Grelli and Zach Moore, the co-founders of Velocity and both 28, met at Drexel University, where they graduated in 2017. The company owns and operates six million square feet of industrial space in the Philadelphia area.
In 2019, Velocity purchased an adjacent building from Aluminum Shapes in Pennsauken. It is 100% leased to three tenants for warehousing and distribution, Grelli said. A tenant provides bedding and household items to Amazon for order fulfillment.
Velocity executives had their eye on the 25-acre Aluminum Shapes property before the bankruptcy.
During a recent tour, the nearly 600,000 square foot complex was eerily quiet. Aluminum Shapes websites are always available online. But the main factory phone numbers listed on the web didn’t match anyone.
An auctioneer had red-marked the company’s push-button telephones, chairs, filing cabinets and conference tables for sale.
“All of these things are going to come out of here,” Grelli said. “We’re going to end up with a big shell.” Velocity plans to scrape floors, install new lighting, and make many other improvements.
Sixty percent of the complex could be leased to aluminum or metal companies, Grelli said.
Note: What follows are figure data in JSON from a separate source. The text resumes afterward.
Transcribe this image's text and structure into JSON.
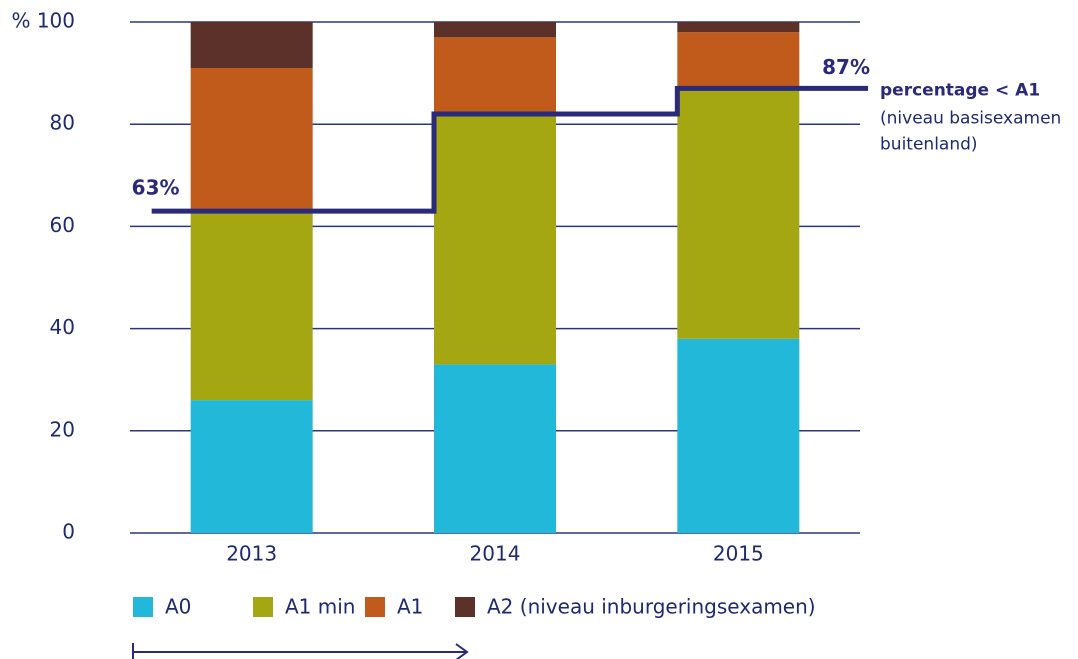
{
  "chart_data": {
    "type": "bar",
    "stacked": true,
    "categories": [
      "2013",
      "2014",
      "2015"
    ],
    "series": [
      {
        "name": "A0",
        "color": "#22b8d9",
        "values": [
          26,
          33,
          38
        ]
      },
      {
        "name": "A1 min",
        "color": "#a4a712",
        "values": [
          37,
          49,
          49
        ]
      },
      {
        "name": "A1",
        "color": "#c05b1c",
        "values": [
          28,
          15,
          11
        ]
      },
      {
        "name": "A2 (niveau inburgeringsexamen)",
        "color": "#5b3129",
        "values": [
          9,
          3,
          2
        ]
      }
    ],
    "line": {
      "type": "step",
      "name": "percentage < A1",
      "color": "#2b2a7a",
      "values": [
        63,
        82,
        87
      ],
      "value_labels": [
        "63%",
        null,
        "87%"
      ],
      "annotation": [
        "(niveau basisexamen",
        "buitenland)"
      ]
    },
    "ylim": [
      0,
      100
    ],
    "yticks": [
      0,
      20,
      40,
      60,
      80,
      {
        "value": 100,
        "label": "% 100"
      }
    ],
    "grid": true
  }
}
Velocity has sold three of the largest Aluminum Shapes presses to two different aluminum groups. They might be too big to economically relocate, and the new owners could operate them onsite under long-term leases with Velocity, Grelli said. A group could rent the six-furnace foundry.
The remaining 40% of the complex, with dozens of truck docks, could be leased to specialty manufacturers, distributors or service companies.
Grelli said they intended to rebrand the complex as Pennsauken Logistics Center II and put “Velocity Ventures” on top of the plant, erasing the “Aluminum Shapes.”